River basin management plans. The main tool of the WFD.
* identifying issues
* determining quality objectives
* actions to reach the objectives
Does the WFD support a shift towards more integrated resource management?
yes, it considers and coordinates with policy in multiple sectors (e.g. agriculture, conservation, fisheries, energy etc…)
* balancing social and ecological concerns in river basins.
Why does the WFD attempt to transition to a system of ecosystem-based WRM in river basins?
Because they wanted good status of all water bodies. That starts with the ecosystem and the ecological quality.
What does a ‘Good status’ imply?
That all parameters must be in at least good status: chemical, ecological, quantitative pressures and pollutants.
Why focus on ecosystem based river basin management?
Human induced changes have resulted in damage to the morphology and hydrology of water bodies. –> rivers are diluters for waste water discharged and ecosystems, these have to be protected.

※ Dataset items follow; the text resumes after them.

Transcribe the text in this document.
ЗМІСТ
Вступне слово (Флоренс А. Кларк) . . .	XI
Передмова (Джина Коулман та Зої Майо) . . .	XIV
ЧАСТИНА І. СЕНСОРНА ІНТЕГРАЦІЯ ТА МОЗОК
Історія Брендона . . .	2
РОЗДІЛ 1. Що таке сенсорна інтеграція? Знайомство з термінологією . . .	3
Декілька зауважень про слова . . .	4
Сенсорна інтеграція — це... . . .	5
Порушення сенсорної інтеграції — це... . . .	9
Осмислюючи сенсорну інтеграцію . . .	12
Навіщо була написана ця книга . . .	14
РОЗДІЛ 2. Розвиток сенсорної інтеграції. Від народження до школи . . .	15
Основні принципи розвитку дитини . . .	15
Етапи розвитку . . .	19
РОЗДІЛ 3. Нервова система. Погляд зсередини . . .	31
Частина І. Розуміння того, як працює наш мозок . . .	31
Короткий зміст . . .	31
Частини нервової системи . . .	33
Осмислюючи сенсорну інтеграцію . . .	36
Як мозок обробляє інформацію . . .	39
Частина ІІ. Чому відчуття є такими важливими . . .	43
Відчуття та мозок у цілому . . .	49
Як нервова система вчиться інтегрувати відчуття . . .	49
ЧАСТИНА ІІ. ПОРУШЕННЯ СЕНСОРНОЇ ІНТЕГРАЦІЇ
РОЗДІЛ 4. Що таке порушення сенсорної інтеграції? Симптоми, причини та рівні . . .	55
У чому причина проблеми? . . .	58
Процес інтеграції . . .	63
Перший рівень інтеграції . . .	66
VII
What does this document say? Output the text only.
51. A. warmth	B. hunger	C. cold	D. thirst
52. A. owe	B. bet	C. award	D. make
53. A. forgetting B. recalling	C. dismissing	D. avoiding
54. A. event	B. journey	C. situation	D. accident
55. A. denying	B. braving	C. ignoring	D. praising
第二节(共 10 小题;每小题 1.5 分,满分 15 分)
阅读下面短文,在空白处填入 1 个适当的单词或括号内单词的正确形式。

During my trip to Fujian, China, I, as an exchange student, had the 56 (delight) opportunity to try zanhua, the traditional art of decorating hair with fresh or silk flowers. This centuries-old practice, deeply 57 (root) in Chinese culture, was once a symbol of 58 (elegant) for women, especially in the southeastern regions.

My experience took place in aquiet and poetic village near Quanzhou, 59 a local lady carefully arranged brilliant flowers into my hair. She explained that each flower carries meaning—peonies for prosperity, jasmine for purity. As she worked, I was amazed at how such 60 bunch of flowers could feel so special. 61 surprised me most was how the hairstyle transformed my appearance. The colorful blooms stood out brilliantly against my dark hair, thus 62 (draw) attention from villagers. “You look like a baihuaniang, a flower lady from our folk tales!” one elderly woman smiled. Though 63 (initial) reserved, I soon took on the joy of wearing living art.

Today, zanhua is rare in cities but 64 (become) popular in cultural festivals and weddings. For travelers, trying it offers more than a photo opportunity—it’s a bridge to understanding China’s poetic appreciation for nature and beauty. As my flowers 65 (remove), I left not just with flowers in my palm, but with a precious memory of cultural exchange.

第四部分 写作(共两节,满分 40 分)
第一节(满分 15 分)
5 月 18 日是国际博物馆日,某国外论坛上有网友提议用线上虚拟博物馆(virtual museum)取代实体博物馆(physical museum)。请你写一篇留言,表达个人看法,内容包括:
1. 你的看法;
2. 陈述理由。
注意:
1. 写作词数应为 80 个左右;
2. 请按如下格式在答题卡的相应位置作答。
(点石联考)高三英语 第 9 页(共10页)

What are main physical pollutants?
Solids (suspended and dissolved)
Thermal pollution
Main chemical pollutants?
-Toxic metals e.g. AMD
-Pathogens and carcinogens
-Pharmaceutical products
-Poisonous chemicals e.g. Chlorine, arsenic, benzene, fluoride, . . .
Radioactive contamination (radium&uranium in small amounts from rock and soil)
- nutriënts (nitrogen and phosphorus)
sources: effluent, fertilizers, agricultural waste, urban runoff
Tell me the water quality scale (BOD)
1 -2 Very Good: not much organic matter in water supply
3-5 Fair: moderately clean
6-9 poor: somehwat polluted, organic matter present.
100 +: Very poor: very polluted, contains organic matter
How does groundwater become polluted?
Surface and subsufrace contaminant generated by man-made discharges and leachates.
Agriculturle: nitrogen pollution. as nitrogen enters the hydrologic circle.